I remember being a little kid, 5-6 years old, and changing my outfits 10 times a day. My mom heated it! Rather than fold my clothes, I’d toss them in the laundry so they’d have to be washed again even though they weren’t dirty. I probably should have taken that as a sign that I wanted to work in fashion haha, but I didn’t go that route! Rather I started working at non-profits right off the bat, I loved the sense of doing something impactful, but I made NO money. At the time though, I was still able to keep up with the trends because like all other millennials, I grew up in the age of fast fashion.

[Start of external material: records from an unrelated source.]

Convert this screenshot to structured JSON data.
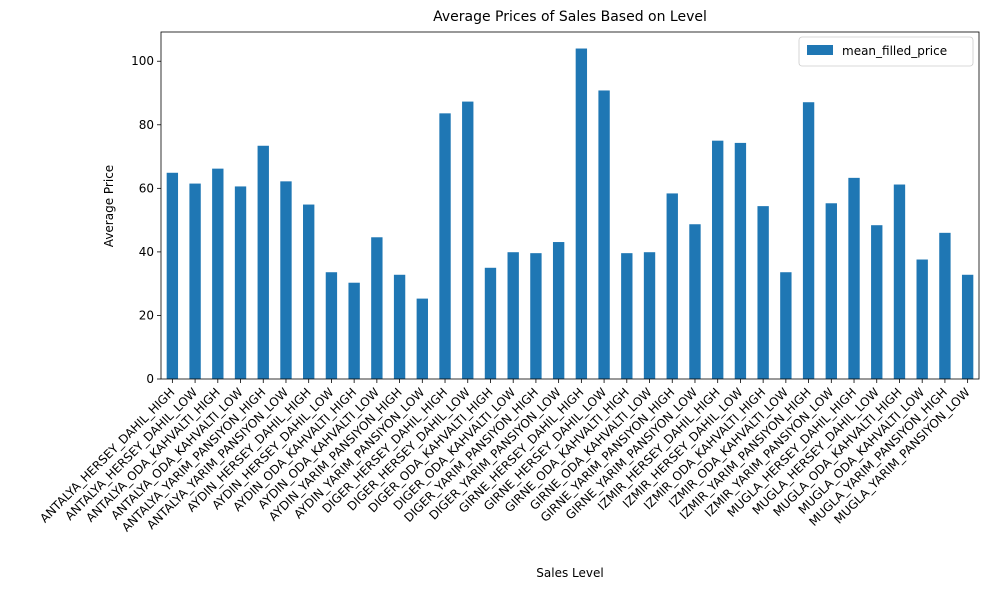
{
  "chart_data": {
    "type": "bar",
    "title": "Average Prices of Sales Based on Level",
    "xlabel": "Sales Level",
    "ylabel": "Average Price",
    "ylim": [
      0,
      109.2
    ],
    "yticks": [
      0,
      20,
      40,
      60,
      80,
      100
    ],
    "legend_position": "top-right",
    "grid": false,
    "bar_color": "#1f77b4",
    "categories": [
      "ANTALYA_HERSEY_DAHIL_HIGH",
      "ANTALYA_HERSEY_DAHIL_LOW",
      "ANTALYA_ODA_KAHVALTI_HIGH",
      "ANTALYA_ODA_KAHVALTI_LOW",
      "ANTALYA_YARIM_PANSIYON_HIGH",
      "ANTALYA_YARIM_PANSIYON_LOW",
      "AYDIN_HERSEY_DAHIL_HIGH",
      "AYDIN_HERSEY_DAHIL_LOW",
      "AYDIN_ODA_KAHVALTI_HIGH",
      "AYDIN_ODA_KAHVALTI_LOW",
      "AYDIN_YARIM_PANSIYON_HIGH",
      "AYDIN_YARIM_PANSIYON_LOW",
      "DIGER_HERSEY_DAHIL_HIGH",
      "DIGER_HERSEY_DAHIL_LOW",
      "DIGER_ODA_KAHVALTI_HIGH",
      "DIGER_ODA_KAHVALTI_LOW",
      "DIGER_YARIM_PANSIYON_HIGH",
      "DIGER_YARIM_PANSIYON_LOW",
      "GIRNE_HERSEY_DAHIL_HIGH",
      "GIRNE_HERSEY_DAHIL_LOW",
      "GIRNE_ODA_KAHVALTI_HIGH",
      "GIRNE_ODA_KAHVALTI_LOW",
      "GIRNE_YARIM_PANSIYON_HIGH",
      "GIRNE_YARIM_PANSIYON_LOW",
      "IZMIR_HERSEY_DAHIL_HIGH",
      "IZMIR_HERSEY_DAHIL_LOW",
      "IZMIR_ODA_KAHVALTI_HIGH",
      "IZMIR_ODA_KAHVALTI_LOW",
      "IZMIR_YARIM_PANSIYON_HIGH",
      "IZMIR_YARIM_PANSIYON_LOW",
      "MUGLA_HERSEY_DAHIL_HIGH",
      "MUGLA_HERSEY_DAHIL_LOW",
      "MUGLA_ODA_KAHVALTI_HIGH",
      "MUGLA_ODA_KAHVALTI_LOW",
      "MUGLA_YARIM_PANSIYON_HIGH",
      "MUGLA_YARIM_PANSIYON_LOW"
    ],
    "series": [
      {
        "name": "mean_filled_price",
        "values": [
          64.9,
          61.5,
          66.2,
          60.6,
          73.4,
          62.2,
          54.9,
          33.6,
          30.3,
          44.6,
          32.8,
          25.3,
          83.6,
          87.3,
          35.0,
          39.9,
          39.6,
          43.1,
          104.0,
          90.8,
          39.6,
          39.9,
          58.4,
          48.7,
          75.0,
          74.3,
          54.4,
          33.6,
          87.1,
          55.3,
          63.3,
          48.4,
          61.2,
          37.6,
          46.0,
          32.8
        ]
      }
    ]
  }
}
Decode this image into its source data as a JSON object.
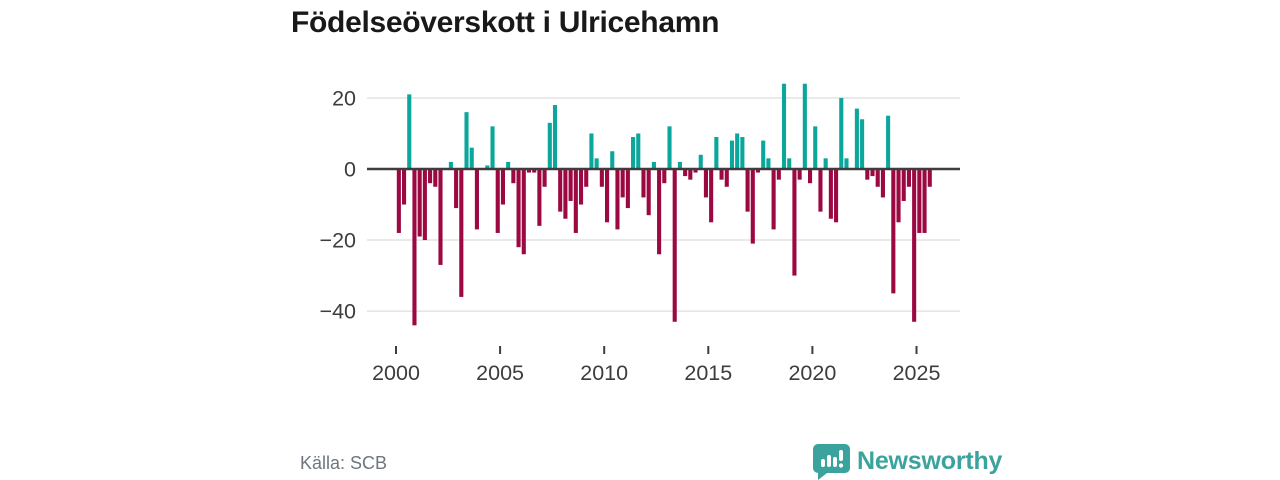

I only shopped at Forever 21, H&M, and Target. They were the only places I thought I could afford and I had no idea how problematic fast fashion was. I was consuming it as fast as my tiny pay checks would allow. It wasn’t until much later that I started to become aware of the impact of fast fashion, along with all of the other “fast consumption” products that I was using on a daily basis. I’ll write a post later about behavior change, but basically my path followed the very typical Stages of Change, which is why I’m writing this now. If you’re reading this, you’re at least in “Contemplation” and that’s part of the journey. I feel very strongly that shaming people into behavior change never works, and people need to come to it on their own, so don’t take this as me evangelizing, only showing another potential option :-)
As I got a little older I started trying to simplify my life, I designed a “work uniform” for myself which doesn’t vary much from day to day (more on that later), but when I’m off work I had a really hard time figuring out what to wear. I still loved fashion, but I hated feeling like I was wasting money on clothes that were made poorly, were bad for the communities producing them, and had a horrible impact on the environment. It wasn’t until I started digging around blogs and Instagram that I found people who were doing this sustainable fashion thing already, and I started to learn.
The outfit below is care of an incredible woman here in Oakland, CA who curates thrift store finds and sells them via her insta @Sequoia.Vennari . I met her initially at her adorable diner, Sequoia in Oakland, if you’re in town you need to go, it’s amazing. Her finds are all full of pretty neutrals and quality fabrics. As far as sustainability goes, this is really the best you can do. Shop local and support small business. If you’re like me and you have a hard time with thrift store treasure hunts, find someone who does that and support them! The clothes are still affordable and you’ll be doing a solid for both the environment and your community.